İnsanın kendisi dışındakileri kategorik değerlendirmelere tabi tutmaktan kurtulması ancak eleştiri kültürünü özümsenmesiyle mümkün olur. Sosyal yaşama kategorik bakmaktan kurtulmak için de akıl, fikir ve iz\'an sahibi olmayı gerektirir. Ki bu durum ise bireyin kendi kendisiyle barışık olmasını sağlar. Kendisiyle barışık olan insan ise düşündüğüne ve düşündüklerine güvenir ama salt/mutlak doğruyu kendi burnunun düzü olarak görmez. Dolayısıyla kendisiyle barışık olan kişi yöneltilen eleştiriye karşı tahammüllü olur ve bu eleştiriden payına düşeni evrensel doğruyu bulmak için kullanır.
Ancak insanın bağlandığı ideolojik /düşünsel bakışını evrensel değerler nispetinde algılaması ve onu mutlak doğru olarak benimseme gafletine düşürür.
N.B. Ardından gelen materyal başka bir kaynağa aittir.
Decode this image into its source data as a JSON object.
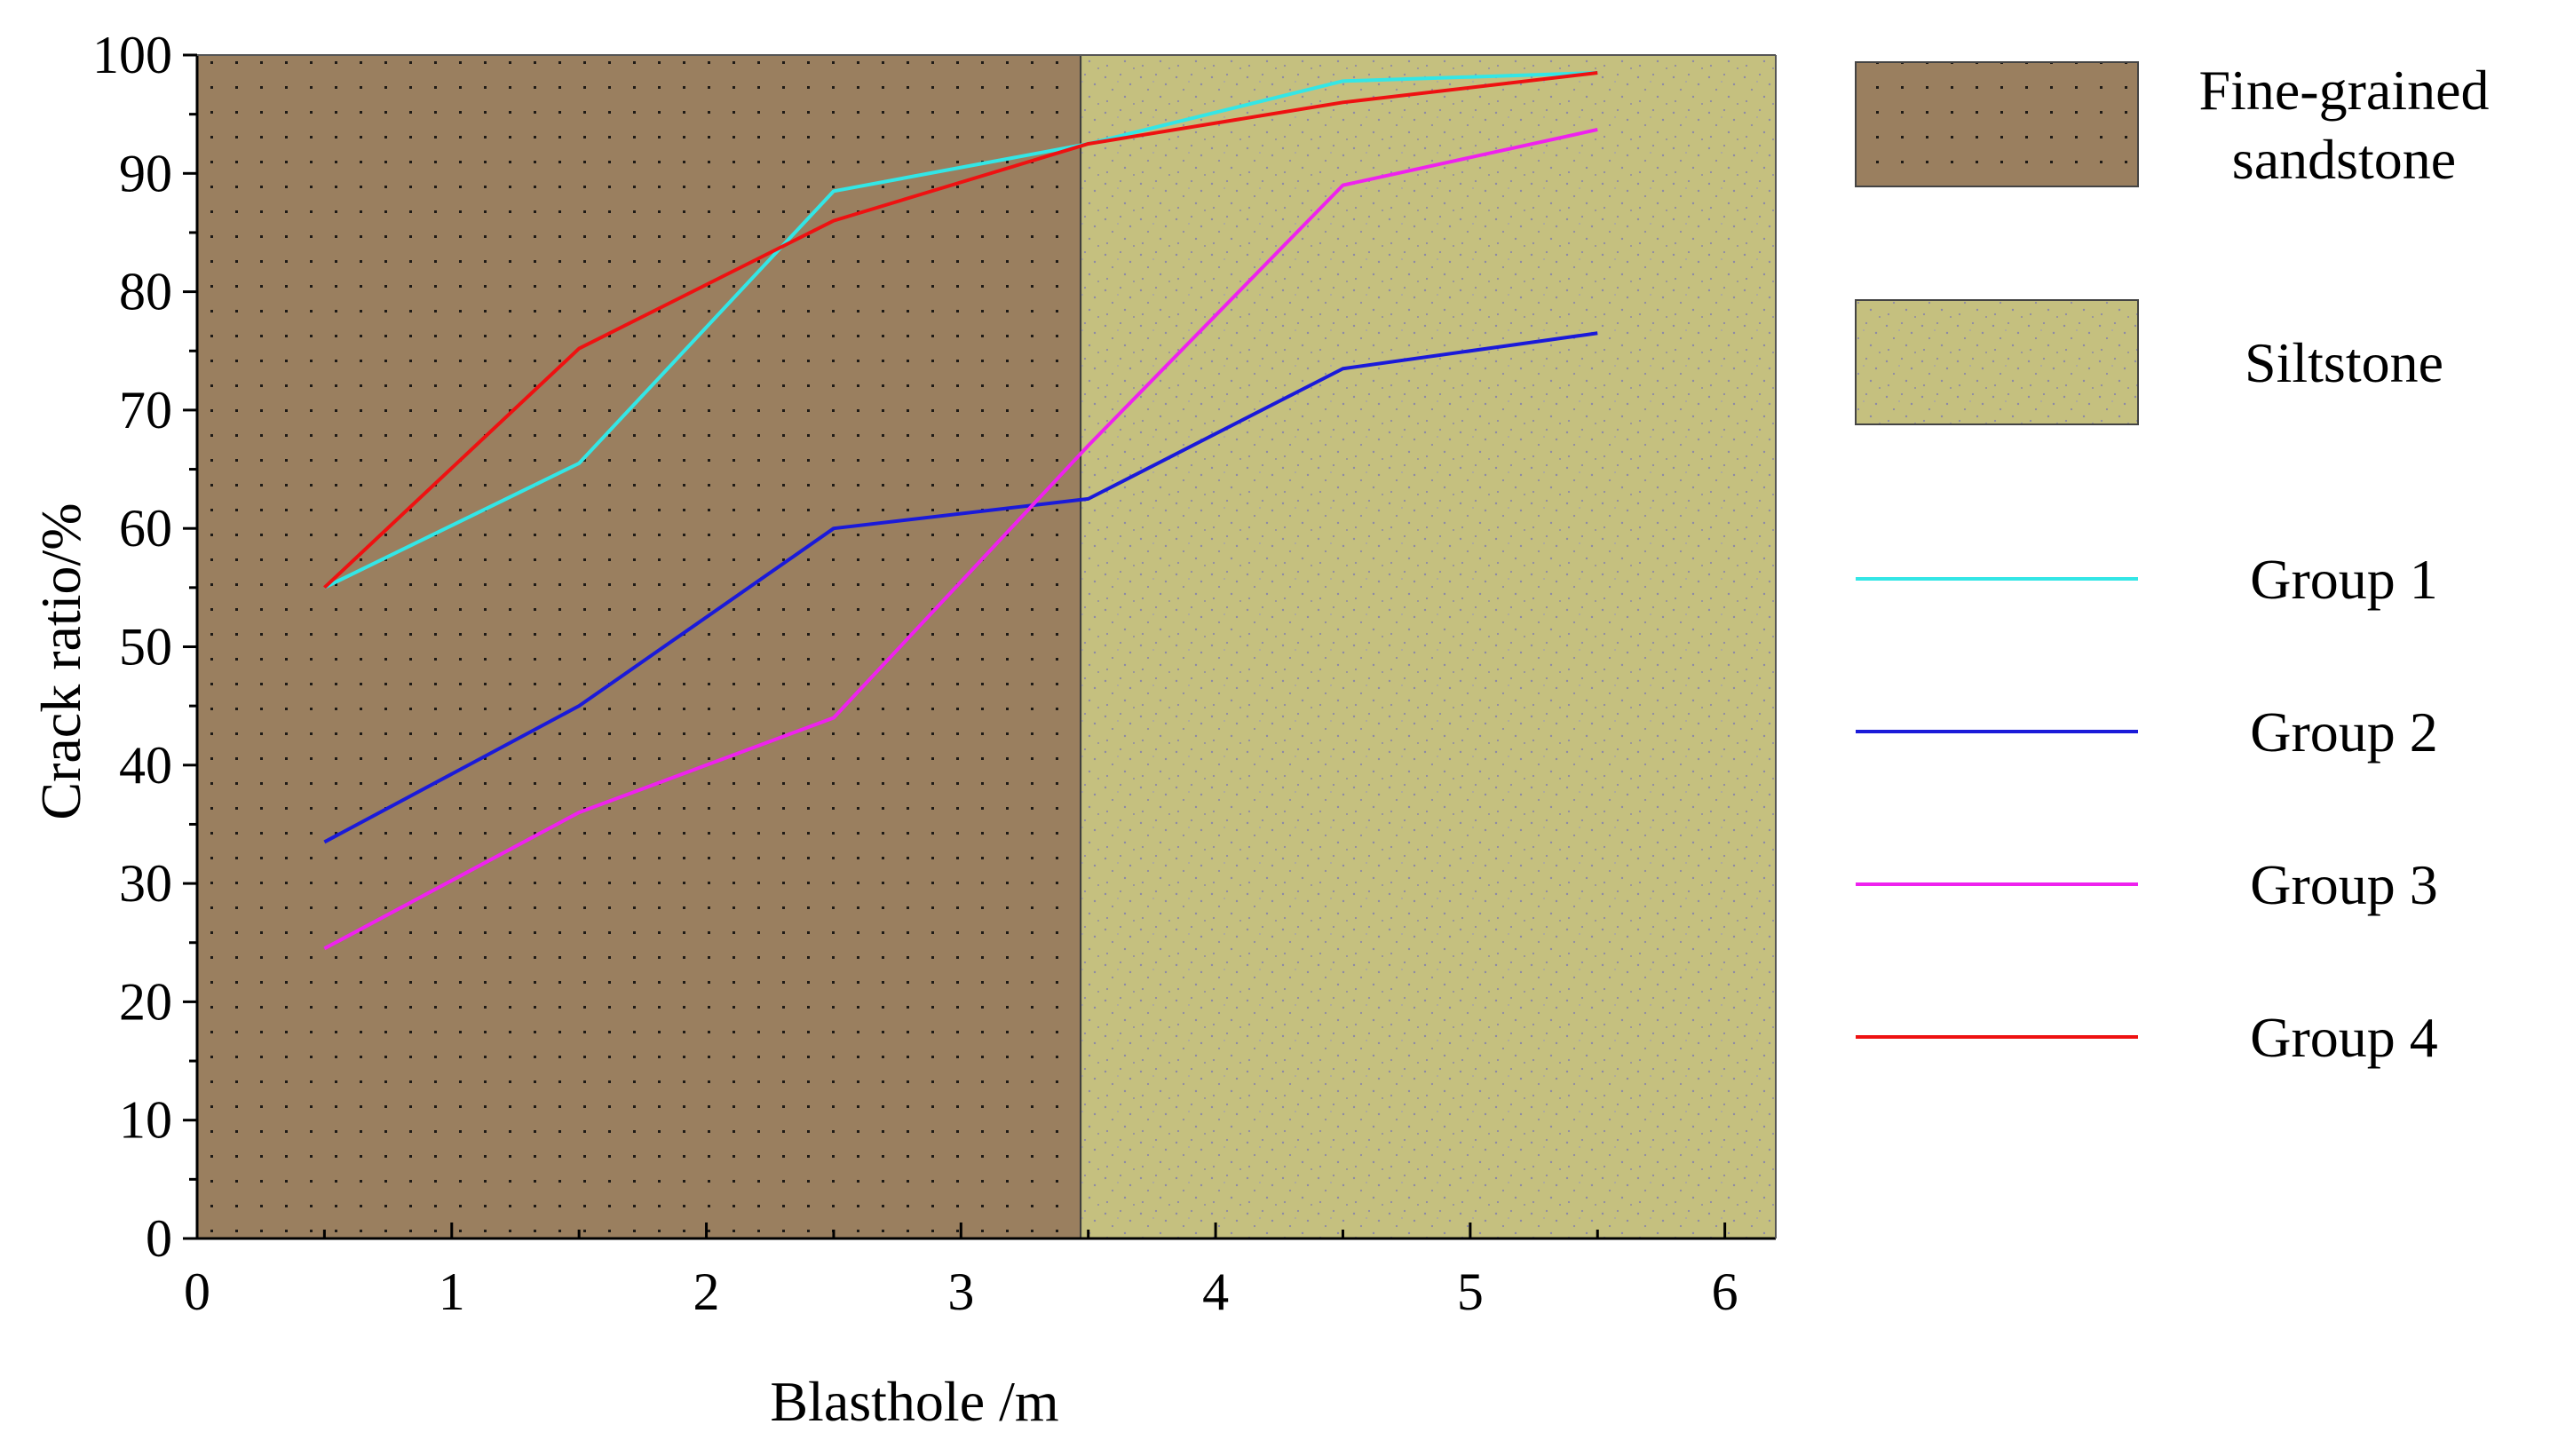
{
  "chart_data": {
    "type": "line",
    "title": "",
    "xlabel": "Blasthole /m",
    "ylabel": "Crack ratio/%",
    "xlim": [
      0,
      6.2
    ],
    "ylim": [
      0,
      100
    ],
    "xticks": [
      0,
      1,
      2,
      3,
      4,
      5,
      6
    ],
    "yticks": [
      0,
      10,
      20,
      30,
      40,
      50,
      60,
      70,
      80,
      90,
      100
    ],
    "x": [
      0.5,
      1.5,
      2.5,
      3.5,
      4.5,
      5.5
    ],
    "series": [
      {
        "name": "Group 1",
        "color": "#33e6e6",
        "values": [
          55,
          65.5,
          88.5,
          92.5,
          97.8,
          98.5
        ]
      },
      {
        "name": "Group 2",
        "color": "#1a1ad9",
        "values": [
          33.5,
          45,
          60,
          62.5,
          73.5,
          76.5
        ]
      },
      {
        "name": "Group 3",
        "color": "#ee22ee",
        "values": [
          24.5,
          36,
          44,
          67,
          89,
          93.7
        ]
      },
      {
        "name": "Group 4",
        "color": "#ee1111",
        "values": [
          55,
          75.2,
          86,
          92.5,
          96,
          98.5
        ]
      }
    ],
    "regions": [
      {
        "name": "Fine-grained sandstone",
        "label_lines": [
          "Fine-grained",
          "sandstone"
        ],
        "x_range": [
          0,
          3.47
        ],
        "color": "#9a7f5f"
      },
      {
        "name": "Siltstone",
        "label_lines": [
          "Siltstone"
        ],
        "x_range": [
          3.47,
          6.2
        ],
        "color": "#c5c07f"
      }
    ],
    "legend_position": "right",
    "grid": false
  }
}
Bu durum ise kendisini evrensel değerlere ait doğrular üzerinde görmeye yönelttiğinden içine düştüğü olumsuz tavır, tutum ve davranışı görmesini engeller. Oysa insan her an şu soruyu kendisine sormak zorundadır. “Acaba bağlandığım düşünsel/ideolojik bakışı beni evrensel değerlere mi yaklaştırıyor yoksa dar kalıplı ideolojik bir dünyaya mı hapsediyor?”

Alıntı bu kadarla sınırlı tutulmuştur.